Anyone who works on trafficking laws, Orozco says, should meet with actual victims. “I have seen many academics and legislators involved in the issue who have never sat down with a victim. They have never seen firsthand the reality of trafficking. They have only read about it in books.” Orozco says the U.S. laws must change, too. “If you don’t punish every point on the chain of human trafficking and all the elements of exploitation, you will never end it in America or anywhere else.”

She describes how the chain of trafficking operates: “Riders” take teenage girls from the border or from other cities and turn them over to “deliverers,” who pass out cards that advertise “chicas” with a phone number to call. They transport a girl to a client as if she were a simple retail commodity. “The client is also a criminal and should go to jail along with the suppliers,” Orozco reasons. “How can a man say he did not know that a young girl was a victim?”

There is much that U.S. legislators should know about what happens at the Mexican border, beginning with the acknowledgement that the corruption thrives on both sides, Orozco maintains.

“I have interviewed both traffickers and their victims,” she says, “and everyone who has crossed the border from Mexico to the United States admits that they crossed with impunity. A pimp who was in jail boasted to me about how easy it was to cross with minor girls 16 and 17 years old.

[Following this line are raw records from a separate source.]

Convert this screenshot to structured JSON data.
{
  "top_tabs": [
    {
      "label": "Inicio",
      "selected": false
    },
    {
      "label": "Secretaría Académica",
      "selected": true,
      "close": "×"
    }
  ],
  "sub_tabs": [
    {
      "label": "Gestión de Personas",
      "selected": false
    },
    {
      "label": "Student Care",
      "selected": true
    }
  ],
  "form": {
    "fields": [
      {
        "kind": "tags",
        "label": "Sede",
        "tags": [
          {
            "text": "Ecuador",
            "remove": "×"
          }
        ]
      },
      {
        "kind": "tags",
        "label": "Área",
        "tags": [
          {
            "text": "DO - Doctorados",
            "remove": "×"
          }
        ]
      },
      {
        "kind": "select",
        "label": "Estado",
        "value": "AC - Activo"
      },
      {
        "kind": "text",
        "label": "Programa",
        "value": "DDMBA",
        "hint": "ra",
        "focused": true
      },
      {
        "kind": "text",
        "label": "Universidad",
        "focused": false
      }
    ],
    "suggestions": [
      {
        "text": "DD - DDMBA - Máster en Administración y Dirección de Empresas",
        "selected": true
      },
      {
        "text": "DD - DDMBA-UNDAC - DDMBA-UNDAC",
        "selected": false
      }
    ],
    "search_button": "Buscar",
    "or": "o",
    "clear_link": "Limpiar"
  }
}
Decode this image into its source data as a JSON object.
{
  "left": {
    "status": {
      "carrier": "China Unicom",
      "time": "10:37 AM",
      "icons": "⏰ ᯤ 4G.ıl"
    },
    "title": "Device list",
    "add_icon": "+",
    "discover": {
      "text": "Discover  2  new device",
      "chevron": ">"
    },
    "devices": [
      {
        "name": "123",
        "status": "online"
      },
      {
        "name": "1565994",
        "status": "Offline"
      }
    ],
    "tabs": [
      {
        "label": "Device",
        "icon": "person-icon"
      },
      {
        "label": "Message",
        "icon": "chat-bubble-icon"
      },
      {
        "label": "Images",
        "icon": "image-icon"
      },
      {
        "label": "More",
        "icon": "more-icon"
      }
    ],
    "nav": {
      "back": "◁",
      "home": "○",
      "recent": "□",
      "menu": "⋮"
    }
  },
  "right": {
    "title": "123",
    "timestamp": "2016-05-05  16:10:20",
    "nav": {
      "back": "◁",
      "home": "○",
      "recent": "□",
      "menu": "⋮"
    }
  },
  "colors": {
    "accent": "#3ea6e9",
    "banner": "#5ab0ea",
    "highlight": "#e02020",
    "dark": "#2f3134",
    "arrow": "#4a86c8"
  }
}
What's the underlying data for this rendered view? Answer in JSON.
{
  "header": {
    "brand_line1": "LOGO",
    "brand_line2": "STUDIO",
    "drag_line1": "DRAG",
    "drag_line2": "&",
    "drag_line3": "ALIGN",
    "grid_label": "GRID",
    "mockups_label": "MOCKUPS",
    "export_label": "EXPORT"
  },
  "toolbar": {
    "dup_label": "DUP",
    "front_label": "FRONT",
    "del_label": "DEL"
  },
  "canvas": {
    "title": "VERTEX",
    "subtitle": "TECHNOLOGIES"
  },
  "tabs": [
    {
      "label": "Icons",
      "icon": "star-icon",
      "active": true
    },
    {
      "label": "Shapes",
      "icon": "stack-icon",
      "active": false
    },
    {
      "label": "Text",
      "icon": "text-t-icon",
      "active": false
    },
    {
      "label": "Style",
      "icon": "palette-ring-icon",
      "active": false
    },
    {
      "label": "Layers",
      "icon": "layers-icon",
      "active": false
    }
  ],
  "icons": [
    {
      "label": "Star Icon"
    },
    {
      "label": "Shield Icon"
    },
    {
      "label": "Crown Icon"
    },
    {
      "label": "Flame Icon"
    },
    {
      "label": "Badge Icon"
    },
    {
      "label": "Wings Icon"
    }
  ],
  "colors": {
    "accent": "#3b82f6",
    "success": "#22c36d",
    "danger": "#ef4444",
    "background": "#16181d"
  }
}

“He took them through a Sonora tunnel with a hospital on the other side. They didn’t go to the hospital, though—vans were waiting for them. They had no problem crossing. Pay $5,000 to cross and it ensures that everyone who should be stopping it and protecting the victims looks the other way.”

Nonprofit organizations play a huge role in addressing the issue, Orozco finds. “In the U.S., dozens of groups are addressing various aspects of the problem. Some provide intervention and shelters, some provide support and counseling, some educate and raise awareness. They all play a role, but they must gain force and effectiveness and speed. We all must make this slavery disappear forever.”

Orozco believes that it will take great persistence and courage to bring down such a sinister and profitable enterprise as the trafficking that she calls slavery. But it can be done. To her mind, the answer “begins with individuals caring about other people, noticing what’s going on in their neighborhoods and being willing to face up to traffickers and drive them out.

“We all have to refuse to tolerate this crime against humanity any longer. When prosecution or the threat of it reaches everyone involved in the trafficking chain, and when we all stand up and say ‘No!’ because we are no longer blind to the crime—that is when we will see the end of slavery.”